JOSH MARSHALL UPDATE: I got an email asking if I was going wobbly on the Talking Points question, in light of this post below. No. I’ll try to be clear about this: it’s not that the term “Talking Points Memo” is dreadfully unique. It’s that they’re using it for, basically, the very same thing for which Marshall has already established a reputation.

Thought experiment: “Post” is a pretty generic term as applied to newspapers, far predating a certain DC paper. If I published, say, the Knoxville Post it would just join a long line of papers named after mail. The identical name wouldn’t matter because it would be in a different market (kind of like Bill O’Reilly’s feature, which is on TV instead of the Web, isn’t competing with Marshall). But try publishing your very own “Washington Post” in Washington, and arguing that, well, there’s nothing distinctive about “Post” and, well, naturally it’s the “Washington Post” if you’re publishing it in Washington. Go ahead, try it. I dare you.

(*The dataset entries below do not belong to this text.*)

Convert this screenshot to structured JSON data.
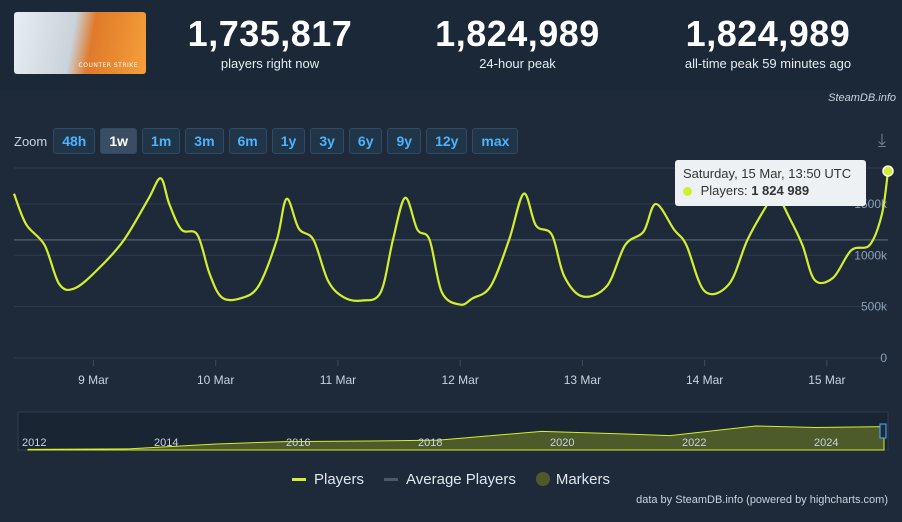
{
  "header": {
    "game_logo_text": "COUNTER STRIKE",
    "stats": [
      {
        "value": "1,735,817",
        "label": "players right now"
      },
      {
        "value": "1,824,989",
        "label": "24-hour peak"
      },
      {
        "value": "1,824,989",
        "label": "all-time peak 59 minutes ago"
      }
    ],
    "credit_top": "SteamDB.info"
  },
  "zoom": {
    "label": "Zoom",
    "buttons": [
      "48h",
      "1w",
      "1m",
      "3m",
      "6m",
      "1y",
      "3y",
      "6y",
      "9y",
      "12y",
      "max"
    ],
    "active": "1w"
  },
  "tooltip": {
    "date": "Saturday, 15 Mar, 13:50 UTC",
    "series_label": "Players:",
    "value": "1 824 989"
  },
  "legend": [
    "Players",
    "Average Players",
    "Markers"
  ],
  "credit_bottom": "data by SteamDB.info (powered by highcharts.com)",
  "colors": {
    "players": "#d2ef2f",
    "average": "#4a5a6a",
    "markers": "#4d5a2a",
    "button_text": "#4db2ff",
    "background": "#1b2838"
  },
  "chart_data": {
    "type": "line",
    "series": [
      {
        "name": "Players",
        "x": [
          8.35,
          8.45,
          8.6,
          8.72,
          8.85,
          9.05,
          9.25,
          9.45,
          9.55,
          9.62,
          9.72,
          9.85,
          9.95,
          10.05,
          10.2,
          10.35,
          10.5,
          10.58,
          10.68,
          10.8,
          10.92,
          11.05,
          11.2,
          11.35,
          11.45,
          11.55,
          11.65,
          11.75,
          11.85,
          12.0,
          12.1,
          12.25,
          12.4,
          12.52,
          12.62,
          12.75,
          12.85,
          13.0,
          13.2,
          13.35,
          13.5,
          13.6,
          13.75,
          13.85,
          14.0,
          14.2,
          14.35,
          14.5,
          14.58,
          14.7,
          14.8,
          14.9,
          15.05,
          15.2,
          15.35,
          15.45,
          15.5
        ],
        "y": [
          1600,
          1300,
          1100,
          720,
          680,
          880,
          1150,
          1550,
          1750,
          1500,
          1250,
          1200,
          820,
          590,
          580,
          700,
          1150,
          1550,
          1260,
          1150,
          750,
          590,
          560,
          640,
          1150,
          1560,
          1250,
          1150,
          640,
          520,
          580,
          700,
          1150,
          1600,
          1290,
          1200,
          800,
          600,
          700,
          1100,
          1230,
          1500,
          1250,
          1100,
          650,
          720,
          1150,
          1470,
          1600,
          1350,
          1100,
          760,
          780,
          1050,
          1100,
          1400,
          1820
        ]
      },
      {
        "name": "Average Players",
        "x": [
          8.35,
          15.5
        ],
        "y": [
          1150,
          1150
        ]
      }
    ],
    "x_ticks": [
      "9 Mar",
      "10 Mar",
      "11 Mar",
      "12 Mar",
      "13 Mar",
      "14 Mar",
      "15 Mar"
    ],
    "y_ticks": [
      "0",
      "500k",
      "1000k",
      "1500k"
    ],
    "ylim": [
      0,
      1850
    ],
    "navigator": {
      "years": [
        "2012",
        "2014",
        "2016",
        "2018",
        "2020",
        "2022",
        "2024"
      ]
    }
  }
}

The Washington Post won’t sit still for that, trust me. But that’s basically what they’re doing: publishing the same kind of thing, with the same title, in the same neighborhood. I don’t blame Marshall for being P.O.’ed. If they don’t know about Marshall’s use of the term, then they don’t deserve to be publishing a political weblog. If they do know, then they’re just trying to muscle in (and they’d never try to do the same thing to a traditional media feature with the same name). Either way, they ought to be embarrassed.

UPDATE: Shouting ‘Cross the Potomac notes that Terry Neal’s column ran today and isn’t called “Talking Points.” Could this be victory for Marshall? I’m not sure. I’m not even sure it’s the same feature, though it looks kind of bloglike.

ANOTHER UPDATE: No such luck. The feature referred to above is from the print edition. A separate online feature is still called Talking Points.

STILL ANOTHER UPDATE: Reader Steve Hendry writes:

I seem to recall that sometime in the last 20 years, the Post sued a restaurant in the west for calling itself the Washington Post (hitching post, that is). The menus used the same fonts as the newspaper. I also recall that the Post succeeded in forcing the restaurant to change its name.

Wouldn’t surprise me.

PROBABLY THE LAST UPDATE: Reader Tim Hartin writes:

Yup. Happened here in Madison, Wisconsin, I think around 6 years ago. I don’t know about the menus, but the restaurant was on Washington street, and used a “newspapery” Olde Englishe font for its name (don’t know if it was the same font as the Post uses, but it was similar).

And this was for a frickin’ restaurant.

Also, another reader writes that O’Reilly’s TV feature is reprinted (repixeled?) on the Web under the “Talking Points” rubric. That’s news to me (hey, I just write for the Fox website, why should I know anything?). But, while I admit that makes it closer, the O’Reilly feature is still basically a TV feature that happens to be echoed on the website. It’s not nearly as much of a direct competitor as the Post’s feature.

But not to worry. In case Marshall doesn’t like the Post using his site’s name, he can always change it. Maybe to “The Federal Page.”